AUP/autoresponders, rehashed
Deepak Jain
deepak at ai.net
Tue Jun 26 21:09:42 UTC 2007
Jo Rhett wrote:
> On Jun 12, 2007, at 6:02 PM, Martin Hannigan wrote:
>> You act on an issue that affects about 5
>> people once every 2 years and you ignore the massive overload on the
>> list of off topic posting?
>
> While I mostly agree with what you are saying, it doesn't hurt to be
> honest about reality here. I get between 6 and 12 "vacation" responses
> for every post I write on this list. I'm sure everyone else does too.
> That's not 5 people every 2 years.
>
> Second: off-topic while dear to my heart to stop, is harder to gain
> consensus on. Even harder to get consensus on what the right answer
> would be.
>
> Everyone agrees that autoresponders are bad, and the solution is very
> simple. Since the situation is simpler, sometimes its easier to focus
> on something like that and get it done.
>
Is ignoring 6-12 messages really that hard? I can't imagine that anyone
on this list really ignores less than 60 emails daily. Yes, if a machine
could know what is a waste of your time, it would save a fraction of
human time that it takes to press the next button. But if a machine
could know that, I can think of a lot better ways I'd task it.

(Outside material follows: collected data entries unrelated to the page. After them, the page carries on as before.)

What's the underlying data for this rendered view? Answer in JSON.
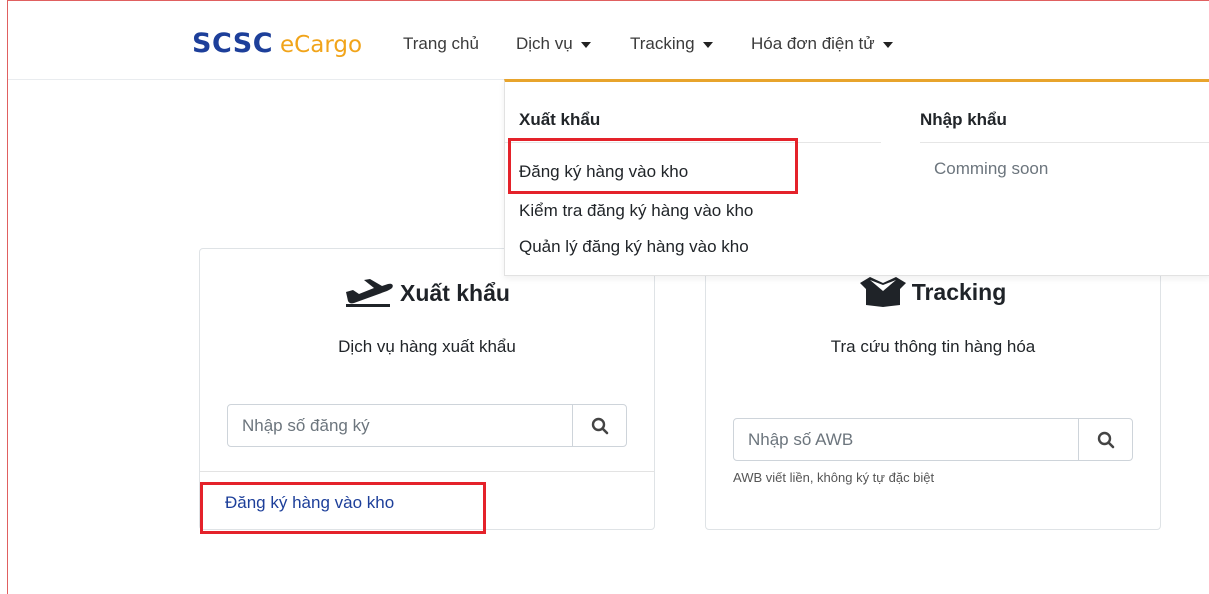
{
  "brand": {
    "scsc": "SCSC",
    "ecargo": "eCargo"
  },
  "nav": {
    "home": "Trang chủ",
    "services": "Dịch vụ",
    "tracking": "Tracking",
    "einvoice": "Hóa đơn điện tử"
  },
  "dropdown": {
    "export_heading": "Xuất khẩu",
    "import_heading": "Nhập khẩu",
    "export_items": [
      "Đăng ký hàng vào kho",
      "Kiểm tra đăng ký hàng vào kho",
      "Quản lý đăng ký hàng vào kho"
    ],
    "import_note": "Comming soon"
  },
  "export_card": {
    "title": "Xuất khẩu",
    "subtitle": "Dịch vụ hàng xuất khẩu",
    "input_placeholder": "Nhập số đăng ký",
    "footer_link": "Đăng ký hàng vào kho"
  },
  "tracking_card": {
    "title": "Tracking",
    "subtitle": "Tra cứu thông tin hàng hóa",
    "input_placeholder": "Nhập số AWB",
    "hint": "AWB viết liền, không ký tự đặc biệt"
  },
  "colors": {
    "brand_blue": "#1d3f9a",
    "brand_orange": "#f1a41a",
    "highlight_red": "#e4222a",
    "dropdown_border": "#e8a42c"
  }
}
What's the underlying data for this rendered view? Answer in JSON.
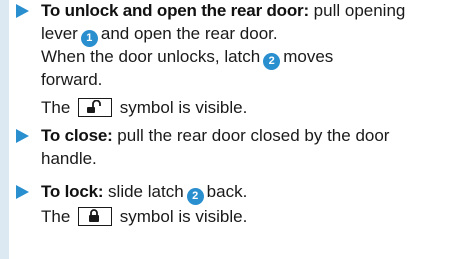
{
  "items": [
    {
      "lead": "To unlock and open the rear door:",
      "l1_rest": "pull opening",
      "l2_pre": "lever",
      "l2_marker": "1",
      "l2_post": "and open the rear door.",
      "l3_pre": "When the door unlocks, latch",
      "l3_marker": "2",
      "l3_post": "moves",
      "l4": "forward.",
      "note_pre": "The",
      "note_symbol": "unlocked-padlock-icon",
      "note_post": "symbol is visible."
    },
    {
      "lead": "To close:",
      "l1_rest": "pull the rear door closed by the door",
      "l2": "handle."
    },
    {
      "lead": "To lock:",
      "l1_pre": "slide latch",
      "l1_marker": "2",
      "l1_post": "back.",
      "note_pre": "The",
      "note_symbol": "locked-padlock-icon",
      "note_post": "symbol is visible."
    }
  ],
  "colors": {
    "accent": "#2a8fcf",
    "sidebar": "#dce9f2",
    "text": "#1a1a1a"
  }
}
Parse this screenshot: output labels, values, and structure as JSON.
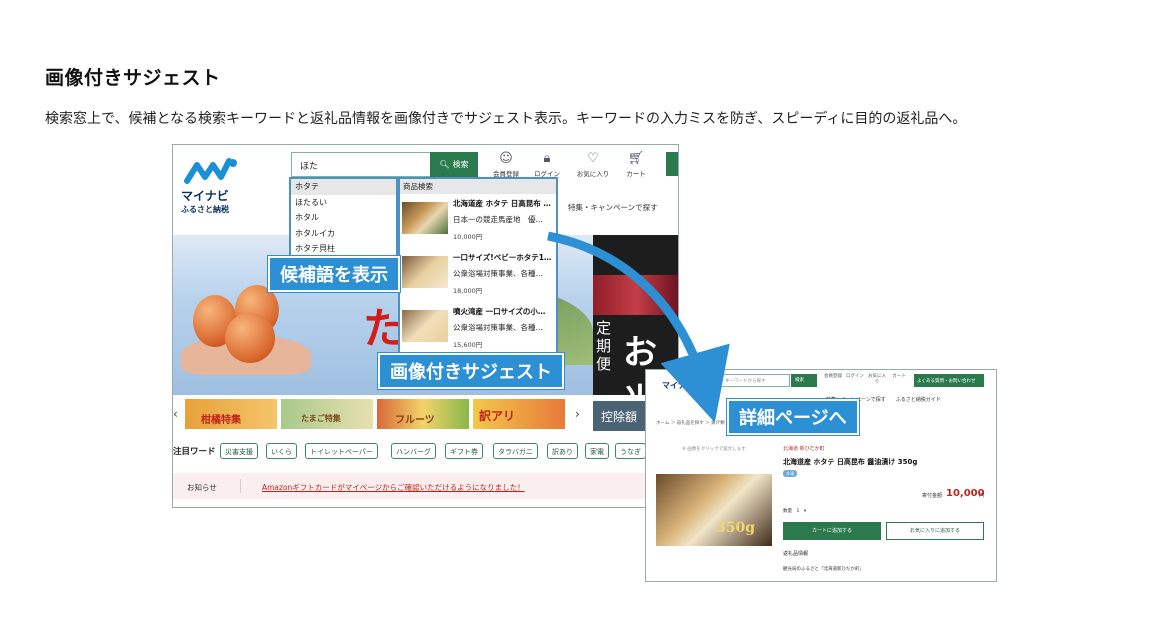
{
  "heading": "画像付きサジェスト",
  "description": "検索窓上で、候補となる検索キーワードと返礼品情報を画像付きでサジェスト表示。キーワードの入力ミスを防ぎ、スピーディに目的の返礼品へ。",
  "site": {
    "logo_name": "マイナビ",
    "logo_sub": "ふるさと納税",
    "search_value": "ほた",
    "search_button": "検索",
    "header_icons": [
      {
        "label": "会員登録",
        "icon": "user-icon"
      },
      {
        "label": "ログイン",
        "icon": "lock-icon"
      },
      {
        "label": "お気に入り",
        "icon": "heart-icon"
      },
      {
        "label": "カート",
        "icon": "cart-icon"
      }
    ],
    "nav_campaign": "特集・キャンペーンで探す",
    "suggest_keywords": [
      "ホタテ",
      "ほたるい",
      "ホタル",
      "ホタルイカ",
      "ホタテ貝柱"
    ],
    "suggest_products_header": "商品検索",
    "suggest_products": [
      {
        "name": "北海道産 ホタテ 日高昆布 …",
        "desc": "日本一の競走馬産地　優…",
        "price": "10,000円"
      },
      {
        "name": "一口サイズ!ベビーホタテ1…",
        "desc": "公衆浴場対策事業、各種…",
        "price": "18,000円"
      },
      {
        "name": "噴火湾産 一口サイズの小…",
        "desc": "公衆浴場対策事業、各種…",
        "price": "15,600円"
      }
    ],
    "banner_big": "たま",
    "banner_teiki": "定期便",
    "banner_okome": "お米",
    "thumb_labels": [
      "柑橘特集",
      "たまご特集",
      "フルーツ",
      "訳アリ"
    ],
    "kojou": "控除額",
    "keyword_label": "注目ワード",
    "keywords": [
      "災害支援",
      "いくら",
      "トイレットペーパー",
      "ハンバーグ",
      "ギフト券",
      "タラバガニ",
      "訳あり",
      "家電",
      "うなぎ"
    ],
    "notice_label": "お知らせ",
    "notice_text": "Amazonギフトカードがマイページからご確認いただけるようになりました！"
  },
  "callouts": {
    "candidates": "候補語を表示",
    "image_suggest": "画像付きサジェスト",
    "detail": "詳細ページへ"
  },
  "detail_page": {
    "logo": "マイナビ",
    "search_placeholder": "キーワードから探す",
    "search_button": "検索",
    "icons": [
      "会員登録",
      "ログイン",
      "お気に入り",
      "カート"
    ],
    "guide_button": "よくある質問・お問い合わせ",
    "nav": "特集・キャンペーンで探す　　ふるさと納税ガイド",
    "breadcrumb": "ホーム ＞ 返礼品を探す ＞ 魚介類・海",
    "image_hint": "※ 画像をクリックで拡大します",
    "region": "北海道 新ひだか町",
    "title": "北海道産 ホタテ 日高昆布 醤油漬け 350g",
    "badge": "冷凍",
    "image_price": "350g",
    "amount_label": "寄付金額",
    "amount": "10,000",
    "yen": "円",
    "qty_label": "数量　1　▾",
    "cart_button": "カートに追加する",
    "fav_button": "お気に入りに追加する",
    "info_heading": "返礼品情報",
    "info_text": "観光局のふるさと「北海道新ひだか町」"
  }
}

However, a tremendous amount of time is wasted just by discussing these
sorts of "small" problems. Plenty of people contribute to nanog daily
and don't feel the need to complain about it. It seems to me, the ones
who contribute in spurts sometimes separated by months seem to have to
less to complain about.
That said, a very simple way to handle it is to separate your mail
(whether its procmail, a separate mailbox, a + rule in your name, or
what have you) to automatically catch these "horrible" autoresponders
into a box that doesn't clutter your critical mail. I think that's how
most of us do it.
I think someone suggests the above everytime a discussion comes up. In
the spirit of "a very simple solution", everyone can be their own
dictator of their own mailbox -- they don't need to protect the rest of
the list, or develop a consensus for change. Just fix it for yourself.
This is a time-honored NANOG tradition, at least when it comes to email.